Salad Cream

So here we have the last component to the finale of the Fish Finger Sandwich, which we tarted up with chopped dill and capers but plain is equally as good and such a versatile spread. Other than rubbing this cream all over your skin, or someone else’s, to feel its silken texture, I recommend trying this with asparagus, as shown below, shrimp or lobster, dollop it on bouncy whole leaves of butter lettuce, hard boiled eggs, a dip for crudite, especially french radish, warm waxy potatoes and swipe a bit across your nose so you can play the how long is my tongue game.

Salad Cream 

Makes about 1 1/2 cups 


1 egg + 2 egg yolks

1 cup heavy cream 

1/4 cup + 1 tablespoon white wine vinegar

Juice of 1/2 lemon 

2 tablespoons Dijon mustard 

1 tablespoon flour 

2 tablespoons sugar 

1 teaspoon sea salt 


Place all ingredients except the additional 1 tablespoon vinegar in a blender. Blend until well incorporated. Take a moment to prepare an ice bath (water + ice) in a large bowl, set aside.

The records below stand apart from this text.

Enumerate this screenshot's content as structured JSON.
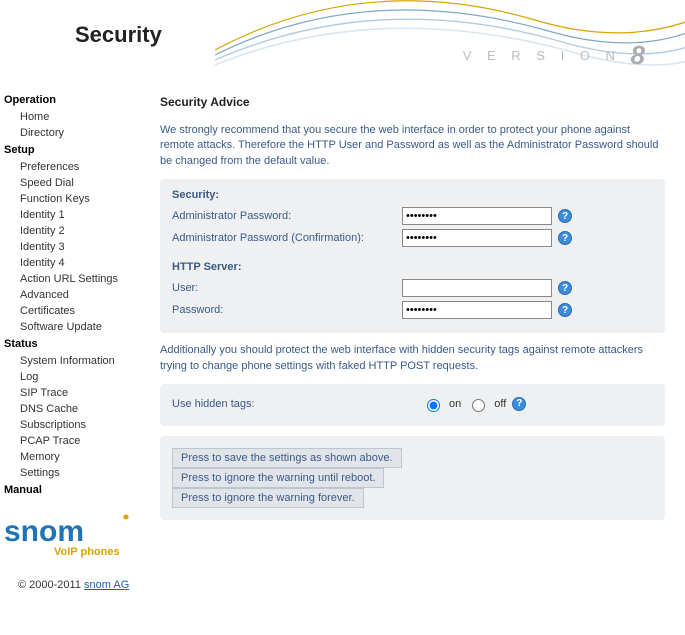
{
  "header": {
    "title": "Security",
    "version_prefix": "V E R S I O N",
    "version_number": "8"
  },
  "sidebar": {
    "groups": [
      {
        "label": "Operation",
        "items": [
          "Home",
          "Directory"
        ]
      },
      {
        "label": "Setup",
        "items": [
          "Preferences",
          "Speed Dial",
          "Function Keys",
          "Identity 1",
          "Identity 2",
          "Identity 3",
          "Identity 4",
          "Action URL Settings",
          "Advanced",
          "Certificates",
          "Software Update"
        ]
      },
      {
        "label": "Status",
        "items": [
          "System Information",
          "Log",
          "SIP Trace",
          "DNS Cache",
          "Subscriptions",
          "PCAP Trace",
          "Memory",
          "Settings"
        ]
      },
      {
        "label": "Manual",
        "items": []
      }
    ]
  },
  "logo": {
    "brand": "snom",
    "tagline": "VoIP phones"
  },
  "footer": {
    "copyright": "© 2000-2011 ",
    "link": "snom AG"
  },
  "content": {
    "heading": "Security Advice",
    "intro": "We strongly recommend that you secure the web interface in order to protect your phone against remote attacks. Therefore the HTTP User and Password as well as the Administrator Password should be changed from the default value.",
    "security_section": "Security:",
    "admin_pw_label": "Administrator Password:",
    "admin_pw_value": "••••••••",
    "admin_pw_conf_label": "Administrator Password (Confirmation):",
    "admin_pw_conf_value": "••••••••",
    "http_section": "HTTP Server:",
    "http_user_label": "User:",
    "http_user_value": "",
    "http_pw_label": "Password:",
    "http_pw_value": "••••••••",
    "hidden_intro": "Additionally you should protect the web interface with hidden security tags against remote attackers trying to change phone settings with faked HTTP POST requests.",
    "hidden_label": "Use hidden tags:",
    "radio_on": "on",
    "radio_off": "off",
    "btn_save": "Press to save the settings as shown above.",
    "btn_ignore_reboot": "Press to ignore the warning until reboot.",
    "btn_ignore_forever": "Press to ignore the warning forever."
  }
}
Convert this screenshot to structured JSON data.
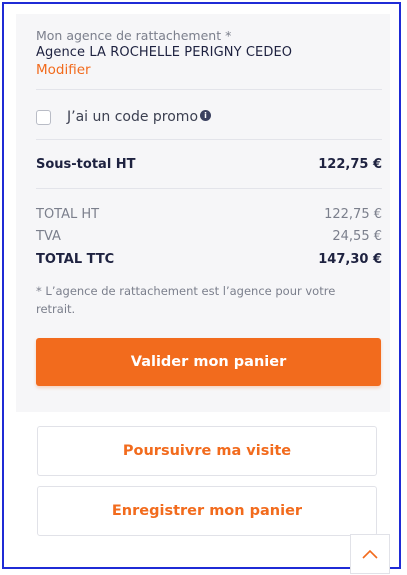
{
  "agency": {
    "label": "Mon agence de rattachement *",
    "name": "Agence LA ROCHELLE PERIGNY CEDEO",
    "modify_label": "Modifier"
  },
  "promo": {
    "label": "J’ai un code promo",
    "checked": false,
    "info_icon": "info-icon"
  },
  "subtotal": {
    "label": "Sous-total HT",
    "value": "122,75 €"
  },
  "totals": {
    "ht_label": "TOTAL HT",
    "ht_value": "122,75 €",
    "tva_label": "TVA",
    "tva_value": "24,55 €",
    "ttc_label": "TOTAL TTC",
    "ttc_value": "147,30 €"
  },
  "note": "* L’agence de rattachement est l’agence pour votre retrait.",
  "actions": {
    "validate_label": "Valider mon panier",
    "continue_label": "Poursuivre ma visite",
    "save_label": "Enregistrer mon panier"
  },
  "scroll_top_icon": "chevron-up-icon",
  "colors": {
    "accent": "#f26b1d",
    "frame": "#1f2bd6",
    "text": "#1e2240",
    "muted": "#7b7f8c"
  }
}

Transfer egg mixture to a double boiler or heat proof bowl placed over a saucepan with a couple inches of water brought to a simmer. Cook mixture 4-5 minutes, stirring constantly, until it coats the back of a wooden spoon. It should be glossy and smooth, like a custard. Place the pot or bowl in the ice bath to stop the cooking process, continuing to stir gently for another minute or two until cooled. Mix in additional 1 tablespoon vinegar. 

The salad cream is most flavourful the day it’s made, but will keep covered in the refrigerator for a few days.